La berlina del futuro. Intanto, a Torino, si continua a lavorare sull’ammiraglia: Aurelio Lampredi progetta uno schema a trazione posteriore con un motore 6 cilindri di 2,9 litri capace di 140 cavalli. L’accoppiamento è a scelta con una trasmissione automatica Borg-Warner a tre rapporti oppure con un cambio manuale a cinque marce. Il layout era completato con sospensioni a ruote indipendenti e freni con quattro dischi e servofreno.

Serve più potenza. Al Salone di Ginevra del 1969, la Fiat svela finalmente la sua nuova, sontuosa berlina. Si chiama 130, è lunga più di 4,8 metri. All’inizio, i giudizi sulla nuova nata sono però tutto fuorché lusinghieri: il design viene giudicato addirittura “barocco”, la potenza e le prestazioni non adeguate alla classe della vettura. Il primo tentativo di ribaltare l’opinione degli automobilisti si concretizzò in un intervento sul motore, che a un anno dal lancio ricevette un incremento di potenza fino a 160 CV.

La coupé è una piccola Rolls-Royce. Per ampliare l’offerta, nel 1971 fu lanciata anche una versione coupé. Il disegno di Paolo Martin per Pininfarina è molto elegante, tanto che in futuro ispirerà un altro capolavoro del designer torinese: la coupé Camargue (1975), prima e unica Rolls-Royce disegnata da un italiano.

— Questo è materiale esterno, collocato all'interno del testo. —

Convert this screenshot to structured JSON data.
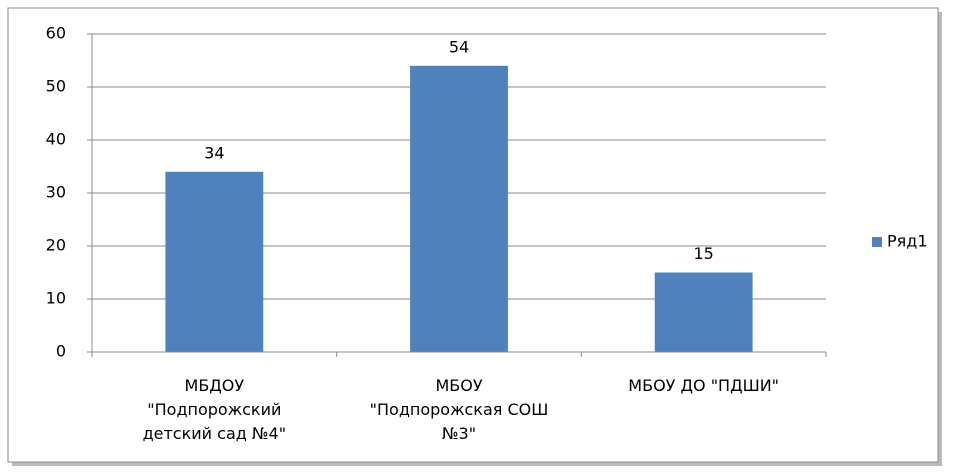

Per la Fiat 130 Coupé fu previsto un motore con una cubatura maggiore, 3,2 litri, ma con una potenza di 165 CV, appena cinque in più rispetto al 2900. La nuova unità fu poi installata anche sulla berlina.

L’abito (non) fa il monaco. La Fiat 130 fu prodotta fino al 1977: 15.093 esemplari berlina e 4.291 coupé. Il suo scarso successo commerciale è da imputare principalmente a due fattori. Prima di tutto la crisi petrolifera: non era decisamente il momento migliore per vendere una vettura assetata come la 130. E poi la percezione che il mercato aveva del marchio Fiat, inesorabilmente ancora legata a un’immagine di costruttore di auto a basso costo.

La 130 dell’Avvocato. Discorso a parte meritano le versioni speciali della Fiat 130, modelli prodotti in tiratura limitatissima e a volte persino in esemplare unico. La più famosa è forse la giardinetta, costruita dalla carrozzeria Introzzi di Como in un lotto di quattro pezzi destinato alla famiglia Agnelli. Il primo esemplare, denominato Villa d’Este e verniciato in grigio argento, fu utilizzato personalmente dall’Avvocato durante i suoi soggiorni a St. Moritz.